Visiting my 6-year-old grandson a few months ago I found it challenging to move beyond his focus on the superpowers of various commercial characters to the natural and creative world.
Fortunately, he loves to hike and bike, and the shift happened as we explored a rocky beach in Puget Sound. His grandpa found a natural prop — seaweed shaped like a beard and, to the intense amusement of our grandson, he wore it. Naturally our grandson took a turn wearing the “beard." That broke the superpower obsession, and he was soon happily collecting shells, rocks and driftwood.
The rest of the day remained in a much more imaginative state of mind as we had a rainy picnic and hiked around a lake.
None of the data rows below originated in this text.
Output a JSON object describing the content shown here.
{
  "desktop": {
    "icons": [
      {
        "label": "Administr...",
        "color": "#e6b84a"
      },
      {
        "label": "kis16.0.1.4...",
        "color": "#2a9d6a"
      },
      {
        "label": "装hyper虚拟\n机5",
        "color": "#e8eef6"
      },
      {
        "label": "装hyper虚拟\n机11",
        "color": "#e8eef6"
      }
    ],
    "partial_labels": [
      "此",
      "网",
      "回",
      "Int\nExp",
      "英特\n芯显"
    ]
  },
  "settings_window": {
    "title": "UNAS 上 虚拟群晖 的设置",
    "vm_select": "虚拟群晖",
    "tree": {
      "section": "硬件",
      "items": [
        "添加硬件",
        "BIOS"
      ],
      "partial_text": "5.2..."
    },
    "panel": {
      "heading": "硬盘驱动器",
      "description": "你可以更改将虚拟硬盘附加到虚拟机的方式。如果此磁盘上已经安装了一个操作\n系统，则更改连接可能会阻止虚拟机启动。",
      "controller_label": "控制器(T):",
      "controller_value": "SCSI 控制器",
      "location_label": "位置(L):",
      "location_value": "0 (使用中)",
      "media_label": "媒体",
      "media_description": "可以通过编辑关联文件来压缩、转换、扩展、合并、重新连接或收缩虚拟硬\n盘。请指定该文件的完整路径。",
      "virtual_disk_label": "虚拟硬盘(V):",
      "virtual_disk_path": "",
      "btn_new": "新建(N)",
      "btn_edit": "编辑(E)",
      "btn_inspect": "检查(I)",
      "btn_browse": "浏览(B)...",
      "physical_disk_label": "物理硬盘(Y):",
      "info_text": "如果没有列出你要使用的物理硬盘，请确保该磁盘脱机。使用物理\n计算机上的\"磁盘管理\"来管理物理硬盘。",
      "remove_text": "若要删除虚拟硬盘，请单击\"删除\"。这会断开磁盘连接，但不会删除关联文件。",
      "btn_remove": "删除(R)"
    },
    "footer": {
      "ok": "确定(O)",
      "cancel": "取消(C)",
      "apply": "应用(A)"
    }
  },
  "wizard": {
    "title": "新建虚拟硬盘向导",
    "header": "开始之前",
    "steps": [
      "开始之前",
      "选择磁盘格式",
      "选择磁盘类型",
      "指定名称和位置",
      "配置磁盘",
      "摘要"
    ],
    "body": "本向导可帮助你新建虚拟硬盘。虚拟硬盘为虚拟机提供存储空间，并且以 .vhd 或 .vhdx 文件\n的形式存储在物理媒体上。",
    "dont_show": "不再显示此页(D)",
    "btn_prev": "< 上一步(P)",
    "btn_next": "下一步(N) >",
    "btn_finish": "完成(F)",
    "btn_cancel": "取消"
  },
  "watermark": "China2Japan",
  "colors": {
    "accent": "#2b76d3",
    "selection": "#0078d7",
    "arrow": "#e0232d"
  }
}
As we enter a season of intense marketing to children, consider countering that with ideas from the Center for A New American Dream. The center suggests focusing on toys that require creativity to be fully imagined, such as blocks and art supplies. You may wish to avoid toys with a media hook. Campaign for a Commercial Free Childhood director Susan Linn, suggests that the toy be 90 percent child and 10 percent toy.
When watching a movie or video with your children set limits around the marketing “extras." If the film is based on a book, have them read the book first so they envision their own characters and places.
The Center for a New American Dream has two resources which folks may find helpful. One is a guide for parents, “Kids Unbranded — Tips for Parenting in a Commercial Culture." The center also provides a “Simplify the Holidays” calendar which has tips for reducing your holiday stress each day.